Hubzu was great but...
  1. you can't be in a hurry.
  2. You have to be willing to deal with people that aren't very helpful (almost seemed like the enemy at times).
  3. You cannot depend on them for basically anything (except maybe to cancel your contract)
  4. You do things on their terms and timelines, no matter how ridiculous it may seem. (I had a bid denied because, according to them, I had failed to move forward with the process. This was while I had been waiting on them to send me my purchase agreement)
  5. You never actually see a person. You are bidding to a computer
  6. Property faults and damages do not create negotiation scenarios
  7. the list could go on
Hubzu was great because...

  1. They don't really care about the property, they have a quota to meet this month
  2. There is some unbelievable value to be found if you're willing to deal with the hassle (and especially if you can do some renovation work yourself. I have a background in const so I do everything myself)
  3. You deal with a computer on the bidding. Thus outbidding a competitor by $200 can be just as valid as $2000
  4. Here again, I could mention more
As always, with foreclosures, actively check on the property, stick with it and just do it. Good things can happen ! It was a long process, a learning curve and a lot of "emotional roller-coastering", but I'm already looking forward to the next one !

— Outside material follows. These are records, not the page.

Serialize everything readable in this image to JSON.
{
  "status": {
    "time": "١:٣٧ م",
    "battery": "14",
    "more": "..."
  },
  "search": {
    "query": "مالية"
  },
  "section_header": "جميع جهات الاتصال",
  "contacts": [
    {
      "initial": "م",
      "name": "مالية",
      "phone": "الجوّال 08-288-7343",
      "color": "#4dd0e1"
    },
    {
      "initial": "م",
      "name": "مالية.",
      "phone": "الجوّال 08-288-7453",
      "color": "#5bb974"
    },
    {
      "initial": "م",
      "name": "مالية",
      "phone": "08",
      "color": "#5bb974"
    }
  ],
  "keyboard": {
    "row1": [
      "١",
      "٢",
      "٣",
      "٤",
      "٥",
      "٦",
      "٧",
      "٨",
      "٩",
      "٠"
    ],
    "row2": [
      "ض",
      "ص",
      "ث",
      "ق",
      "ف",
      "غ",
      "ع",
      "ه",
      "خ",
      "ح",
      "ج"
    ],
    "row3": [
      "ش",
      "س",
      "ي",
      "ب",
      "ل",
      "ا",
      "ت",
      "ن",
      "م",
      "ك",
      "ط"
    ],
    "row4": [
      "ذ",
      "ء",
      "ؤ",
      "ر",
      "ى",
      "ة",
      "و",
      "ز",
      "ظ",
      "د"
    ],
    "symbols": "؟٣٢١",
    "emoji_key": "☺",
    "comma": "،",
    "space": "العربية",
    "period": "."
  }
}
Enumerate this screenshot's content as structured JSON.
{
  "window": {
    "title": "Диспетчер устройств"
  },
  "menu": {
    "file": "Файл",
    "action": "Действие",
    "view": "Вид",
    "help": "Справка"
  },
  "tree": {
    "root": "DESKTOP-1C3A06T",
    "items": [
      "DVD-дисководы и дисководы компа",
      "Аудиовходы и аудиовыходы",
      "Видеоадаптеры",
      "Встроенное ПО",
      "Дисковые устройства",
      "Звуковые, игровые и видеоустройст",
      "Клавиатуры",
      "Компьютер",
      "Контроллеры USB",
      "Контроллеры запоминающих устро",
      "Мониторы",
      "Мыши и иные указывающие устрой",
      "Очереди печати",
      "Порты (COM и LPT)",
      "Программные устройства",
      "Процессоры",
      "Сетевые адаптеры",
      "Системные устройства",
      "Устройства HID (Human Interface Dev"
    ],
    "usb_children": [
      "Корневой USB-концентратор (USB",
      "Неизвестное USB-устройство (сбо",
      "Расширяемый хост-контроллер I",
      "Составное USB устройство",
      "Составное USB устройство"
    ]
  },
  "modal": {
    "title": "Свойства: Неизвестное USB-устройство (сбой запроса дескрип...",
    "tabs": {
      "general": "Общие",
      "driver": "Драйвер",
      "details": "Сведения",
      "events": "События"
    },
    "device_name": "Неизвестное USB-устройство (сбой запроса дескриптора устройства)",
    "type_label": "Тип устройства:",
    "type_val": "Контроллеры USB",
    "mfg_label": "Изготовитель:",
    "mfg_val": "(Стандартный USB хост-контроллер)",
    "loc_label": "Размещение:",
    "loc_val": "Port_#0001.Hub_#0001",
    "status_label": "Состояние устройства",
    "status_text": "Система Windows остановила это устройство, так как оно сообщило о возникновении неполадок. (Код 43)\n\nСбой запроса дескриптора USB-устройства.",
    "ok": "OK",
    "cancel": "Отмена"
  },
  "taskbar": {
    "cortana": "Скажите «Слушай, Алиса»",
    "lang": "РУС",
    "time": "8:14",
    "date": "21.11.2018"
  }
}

Sorry about the long first post...assumed it would be easier to ask forgiveness than permission
Great first post - sorry I missed this, will check them out.
 

beth p

Level 2 Member
I have a friend that just bought his fourth. He gets amazing deals, but he spends time on it. It's his hobby. Two he was able to get into before the sale. The other 2 people were living in.
When I say "get into", I mean pushing up on the back glass sliding door to get in on one house. On the other house opening the front door (which was left open, along with all lights on and faucets running!). Breaking in isn't "legal".
Here in Ohio, the county Sherriff sales ( http://www.medinasheriff.com/Sheriff Sales.htm ) lists a pdf of the properties and the auction dates. Many times they are delayed or pulled. (ex of list: http://www.medinasheriff.com/NEW Sheriff Sale File/August 2014 - Sheriff Sale.pdf )

Sometimes he goes to the auctions and gets outbid from others & banks buying them back.
-The properties are listed at 2/3 of APPRAISED value, he only goes for ones that are appraised low
-You have to have the cash at the auction to put down on it (10%)
-He is able to pick up insurance after he gets it after he gets it
-The 2 that people are/were living in, he has to get the Sheriff to give them an eviction after he's owned it for so long. The eviction process takes 30 days.
-You are responsible for any past due property taxes, so it's important to check into stuff like this.
So while he is able to go and bid on it at an auction, it could take 90 days if the people are still living in it, to get it.

He normally hires out painting & new carpeting. He flipped 3 FSBO, and kept one for himself

In the end, he's made out tremendously with this, but like I said, it's his hobby.

He did have a friend that bought a very expensive house for a decent price at the auction. He too had broken in to see it. After he bought it at the auction, someone broke into the house and ripped out faucets, counters, anything they could get. They also took the in-ground pool cover & pool heater. That meant $ out of pocket he was going to have to put into it to flip it that he wasn't expecting. In the mean time he also had to pay the ridiculous taxes on it, so it wasn't as easy of a flip as he had anticipated and cost him much more.